If you're facing foreclosure, you do have options. You can attempt a deed in lieu of foreclosure, in which you voluntarily give ownership of your home over to your lender. This still stings your credit report -- Fair Isaac estimates that a deed in lieu of foreclosure can ding your credit score anywhere from 85 points to 160 points -- but at least you can avoid the embarrassment and hassle of being forcefully evicted from your home. You can start the deed in lieu of process by writing a letter explaining why you can no longer afford your mortgage payments. What happens next depends on your mortgage lender.
An important step of the deed in lieu of foreclosure process is the hardship letter. In this letter, you spell out exactly why you can no longer afford your monthly home-loan payments. Maybe you've lost your job. Perhaps your spouse has lost a job or a serious illness has left you with sky-high medical bills. Whatever the reason for your financial crisis, list it in this letter. Also include copies of recent paycheck stubs, medical bills, tax-return statements, credit-card bills or any other documents that can support your claim of financial hardship. Send both these copies and your letter to your lender.
Your lender may also require you to fill out a deed in lieu of foreclosure form. This form usually asks for basic information about your home, your mortgage loan, your income and your debts. You can often download such forms directly from your lender's website. Many lenders consider this the official step to the deed in lieu of process.
After your lender receives your hardship letter and completed deed in lieu of application, it will study your finances to determine if you truly can't afford your monthly mortgage payments. It will also calculate whether it will lose less money by foreclosing on you or by voluntarily accepting your home. Your lender is not required to accept your offer of a deed in lieu. It will usually do so if it is in its best financial interests.

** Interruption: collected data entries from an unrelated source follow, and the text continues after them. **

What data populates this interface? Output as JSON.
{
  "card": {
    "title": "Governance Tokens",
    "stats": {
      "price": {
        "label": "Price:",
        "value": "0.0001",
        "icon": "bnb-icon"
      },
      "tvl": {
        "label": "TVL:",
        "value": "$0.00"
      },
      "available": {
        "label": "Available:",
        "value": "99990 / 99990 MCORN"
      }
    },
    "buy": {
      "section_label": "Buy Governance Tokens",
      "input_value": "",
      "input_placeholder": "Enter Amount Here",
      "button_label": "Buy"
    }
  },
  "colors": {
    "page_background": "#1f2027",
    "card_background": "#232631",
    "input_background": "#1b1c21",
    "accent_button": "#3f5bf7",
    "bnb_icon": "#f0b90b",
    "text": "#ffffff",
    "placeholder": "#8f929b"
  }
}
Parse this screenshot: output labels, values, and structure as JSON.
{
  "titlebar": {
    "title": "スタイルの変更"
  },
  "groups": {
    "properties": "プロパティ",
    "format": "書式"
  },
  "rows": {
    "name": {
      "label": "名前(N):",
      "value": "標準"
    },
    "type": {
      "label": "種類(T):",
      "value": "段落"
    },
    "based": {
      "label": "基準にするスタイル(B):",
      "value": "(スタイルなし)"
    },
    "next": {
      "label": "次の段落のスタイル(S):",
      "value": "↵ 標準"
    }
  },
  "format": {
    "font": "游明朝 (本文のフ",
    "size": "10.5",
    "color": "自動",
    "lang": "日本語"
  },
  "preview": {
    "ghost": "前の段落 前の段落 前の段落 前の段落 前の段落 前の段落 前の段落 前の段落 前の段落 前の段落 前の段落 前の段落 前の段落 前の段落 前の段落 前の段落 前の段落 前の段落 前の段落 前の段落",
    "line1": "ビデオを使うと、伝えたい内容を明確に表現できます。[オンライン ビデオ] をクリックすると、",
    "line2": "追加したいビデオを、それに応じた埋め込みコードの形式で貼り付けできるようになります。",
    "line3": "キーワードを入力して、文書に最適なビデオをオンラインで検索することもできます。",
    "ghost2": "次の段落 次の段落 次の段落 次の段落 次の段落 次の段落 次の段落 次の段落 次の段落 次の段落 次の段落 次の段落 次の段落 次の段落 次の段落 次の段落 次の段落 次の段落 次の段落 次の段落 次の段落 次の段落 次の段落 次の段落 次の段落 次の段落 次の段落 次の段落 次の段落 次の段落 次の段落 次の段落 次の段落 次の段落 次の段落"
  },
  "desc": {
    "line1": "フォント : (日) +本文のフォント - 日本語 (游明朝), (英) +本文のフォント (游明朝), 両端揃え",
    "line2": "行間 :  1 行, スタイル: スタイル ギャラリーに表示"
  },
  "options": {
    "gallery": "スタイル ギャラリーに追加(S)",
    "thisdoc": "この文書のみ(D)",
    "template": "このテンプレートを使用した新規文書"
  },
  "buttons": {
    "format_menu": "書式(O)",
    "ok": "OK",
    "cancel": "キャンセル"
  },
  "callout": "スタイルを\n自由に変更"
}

If your lender does accept your offer of a deed in lieu of foreclosure, it will take title to your home and attempt to sell it. If it sells your former home for less than what you owe on your mortgage loan, your lender will take a loss. Some lenders will simply write off this loss. Others will require you to make up the difference. If your lender sells your home for $200,000 and you owe $210,000 on your mortgage, your lender could require you to come up with $10,000. Make sure you understand your financial responsibilities before signing a deed in lieu arrangement with your lender.